In defense of Maria Elena, she also told us about her efforts to catalyze the Shismay governing council, to secure better legal recognition for the community under local law, to diversify economic activities aside from farming, to send the community’s top students to elite schools in Lima and abroad, and to protect the community against nefarious outsiders aiming to exploit its resources (particularly its abundance of water). I didn’t love the way Maria Elena spoke about the people she ostensibly serves, but she sure seems to have gotten things done. What have you and I done lately?

* * *

Lake Mancapozo

On Saturday afternoon, Nora and I went on a pleasant walk around Shismay. We had a hairy moment or two with a pack of stray dogs (note: yelling at dogs only makes them madder), but we survived. Flourished, even.

On Sunday, we woke up relatively early and went on spectacular three-hour hike to Lake Mancapozo, which lies perched up in the mountains above Shismay. For 15 soles, our guide Orial direct us through the countryside. Nora and I had a nice conversation with Orial in Spanish—we in our English accent, he in his Quechua accent.

Nora and Orial, specks in this photo, climb to Lake Mancapozo

Much of our discussion was centered on Orial giving us exciting lessons on the medicinal properties of various plants.
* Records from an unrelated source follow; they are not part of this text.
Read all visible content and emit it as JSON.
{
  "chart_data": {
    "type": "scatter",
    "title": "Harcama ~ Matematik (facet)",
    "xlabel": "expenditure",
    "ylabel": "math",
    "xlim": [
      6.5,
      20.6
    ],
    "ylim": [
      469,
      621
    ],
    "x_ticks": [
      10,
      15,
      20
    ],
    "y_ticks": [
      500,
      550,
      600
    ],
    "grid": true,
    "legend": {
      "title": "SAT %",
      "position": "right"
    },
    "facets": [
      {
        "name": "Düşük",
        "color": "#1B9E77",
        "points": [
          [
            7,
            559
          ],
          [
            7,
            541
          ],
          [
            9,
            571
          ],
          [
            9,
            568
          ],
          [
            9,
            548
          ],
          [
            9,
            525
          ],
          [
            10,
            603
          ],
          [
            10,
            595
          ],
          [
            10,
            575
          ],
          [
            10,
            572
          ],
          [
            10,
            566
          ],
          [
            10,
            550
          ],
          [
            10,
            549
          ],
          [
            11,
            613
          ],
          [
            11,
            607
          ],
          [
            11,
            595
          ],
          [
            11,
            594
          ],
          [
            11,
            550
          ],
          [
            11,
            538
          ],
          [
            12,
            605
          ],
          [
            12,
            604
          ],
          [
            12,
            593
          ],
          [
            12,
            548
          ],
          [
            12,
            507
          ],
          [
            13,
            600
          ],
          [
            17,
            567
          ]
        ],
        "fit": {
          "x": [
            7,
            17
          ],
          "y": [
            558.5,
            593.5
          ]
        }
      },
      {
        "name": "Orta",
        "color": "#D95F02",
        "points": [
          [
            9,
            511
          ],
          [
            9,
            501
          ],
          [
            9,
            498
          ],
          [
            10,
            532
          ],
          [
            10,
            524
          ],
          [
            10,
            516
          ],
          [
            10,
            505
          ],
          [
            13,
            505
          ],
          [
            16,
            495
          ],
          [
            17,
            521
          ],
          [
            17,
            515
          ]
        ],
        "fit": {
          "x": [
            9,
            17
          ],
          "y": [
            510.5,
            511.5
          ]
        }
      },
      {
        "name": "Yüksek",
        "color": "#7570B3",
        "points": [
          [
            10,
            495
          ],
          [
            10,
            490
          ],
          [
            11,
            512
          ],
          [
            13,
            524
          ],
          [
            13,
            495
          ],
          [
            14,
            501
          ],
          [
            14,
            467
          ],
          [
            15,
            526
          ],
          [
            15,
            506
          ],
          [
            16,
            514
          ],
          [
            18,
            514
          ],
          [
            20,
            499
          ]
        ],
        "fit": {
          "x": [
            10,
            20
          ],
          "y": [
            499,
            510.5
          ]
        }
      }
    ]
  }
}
He also painstakingly identified 20 different plants that can be used to make tea. (I didn’t have the heart to tell him I hated tea.) He also introduced us to one of his friends who sells fresh honey. “Puro, no es adulterado,” Orial told us more than once. It’s pure, nothing is added! He was right. We bought four gooey containers. After the tour, Orial handed us several husks of cancha, or dried corn, from which you can make the best, freshest popcorn. (We had told him previously that we were adictos, or addicts.)

On Sunday night, Nora and I braved another bus ride and headed back to Lima.